Dov Ber acabó cediendo, aunque al principio se resistió, porque estaba en profundo desacuerdo con Baal Sem, a quien consideraba poco menos que un hereje. Además, mientras Dov Ber creía que sólo el sufrimiento y la tribulación daban sentido a la vida, Baal Sem trataba de aliviar el dolor y predicaba que lo que daba sentido a la vida era la capacidad de gozo.

Era mas de medianoche cuando Baal Sem, respondiendo a la llamada, acudió en coche, vestido con un abrigo de lana y un gorro de piel. Entró en la habitación del enfermo y le ofreció el Libro del Esplendor, que Dov Ber abrió y comenzó a leer en voz alta.

Y cuenta la historia que apenas llevaba un minuto leyendo cuando Baal Sem le interrumpió: “Algo anda mal... Algo le falta a tu fe”.

“¿El qué?” preguntó el enfermo.

“Alma”, respondió Baal Sem Tob.

***

Una fría noche de invierno, un asceta errante pidió asilo en un templo. El pobre hombre estaba tiritando bajo la nieve y el sacerdote del templo, aunque era reacio a dejarle entrar, acabó accediendo: “Está bien, puedes quedarte, pero sólo por esta noche. Esto es un templo, no un asilo. Por la mañana tendrás que marcharte”.

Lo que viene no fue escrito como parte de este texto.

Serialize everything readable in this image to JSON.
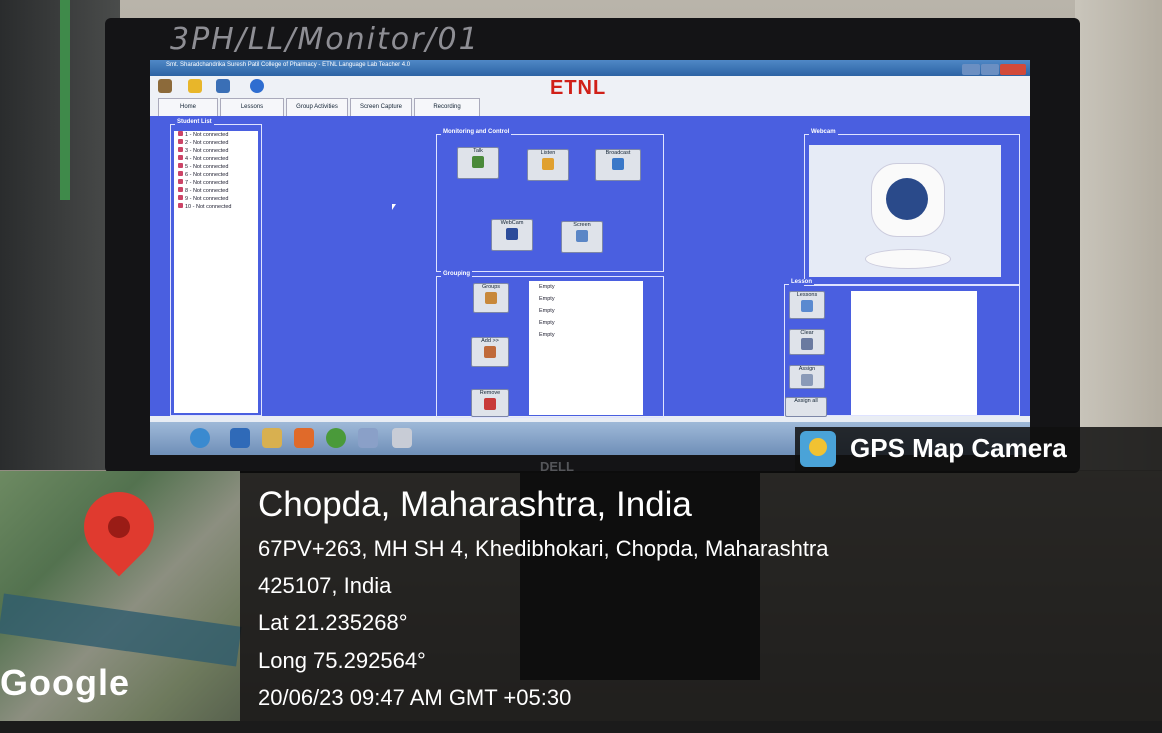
{
  "photo": {
    "bezel_label": "3PH/LL/Monitor/01",
    "monitor_brand": "DELL"
  },
  "app": {
    "title": "Smt. Sharadchandrika Suresh Patil College of Pharmacy - ETNL Language Lab Teacher 4.0",
    "logo": "ETNL",
    "tabs": [
      "Home",
      "Lessons",
      "Group Activities",
      "Screen Capture",
      "Recording"
    ],
    "student_list": {
      "title": "Student List",
      "items": [
        "1 - Not connected",
        "2 - Not connected",
        "3 - Not connected",
        "4 - Not connected",
        "5 - Not connected",
        "6 - Not connected",
        "7 - Not connected",
        "8 - Not connected",
        "9 - Not connected",
        "10 - Not connected"
      ]
    },
    "monitoring": {
      "title": "Monitoring and Control",
      "buttons": [
        "Talk",
        "Listen",
        "Broadcast",
        "WebCam",
        "Screen"
      ]
    },
    "grouping": {
      "title": "Grouping",
      "buttons": [
        "Groups",
        "Add >>",
        "Remove"
      ],
      "groups": [
        "Empty",
        "Empty",
        "Empty",
        "Empty",
        "Empty"
      ]
    },
    "webcam": {
      "title": "Webcam"
    },
    "lesson": {
      "title": "Lesson",
      "buttons": [
        "Lessons",
        "Clear",
        "Assign",
        "Assign all"
      ]
    }
  },
  "gps": {
    "brand": "GPS Map Camera",
    "place": "Chopda, Maharashtra, India",
    "address_line1": "67PV+263, MH SH 4, Khedibhokari, Chopda, Maharashtra",
    "address_line2": "425107, India",
    "lat": "Lat 21.235268°",
    "long": "Long 75.292564°",
    "datetime": "20/06/23 09:47 AM GMT +05:30",
    "map_provider": "Google"
  },
  "colors": {
    "app_bg": "#4a5fe0",
    "etnl_red": "#d02018",
    "pin_red": "#e03a2f"
  }
}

A altas horas de la noche, el sacerdote oyó un extraño crepitar. Acudió raudo al templo y vio una escena increíble: el forastero había encendido un fuego y estaba calentándose. Observó que faltaba un Buda de madera y preguntó: “¿Dónde está la estatua?”.

El otro señaló al fuego con un gesto y dijo: “Pensé que iba a morirme de frío...”
El sacerdote gritó: “¿Estás loco? ¿Sabes lo que has hecho? Era una estatua de Buda. ¡Has quemado al Buda!”.

El fuego iba extinguiéndose poco a poco. El asceta lo contempló fijamente y comenzó a removerlo con su bastón.

“¿Qué estás haciendo ahora?”, vociferó el sacerdote.

“Estoy buscando los huesos del Buda que, según tú, he quemado”.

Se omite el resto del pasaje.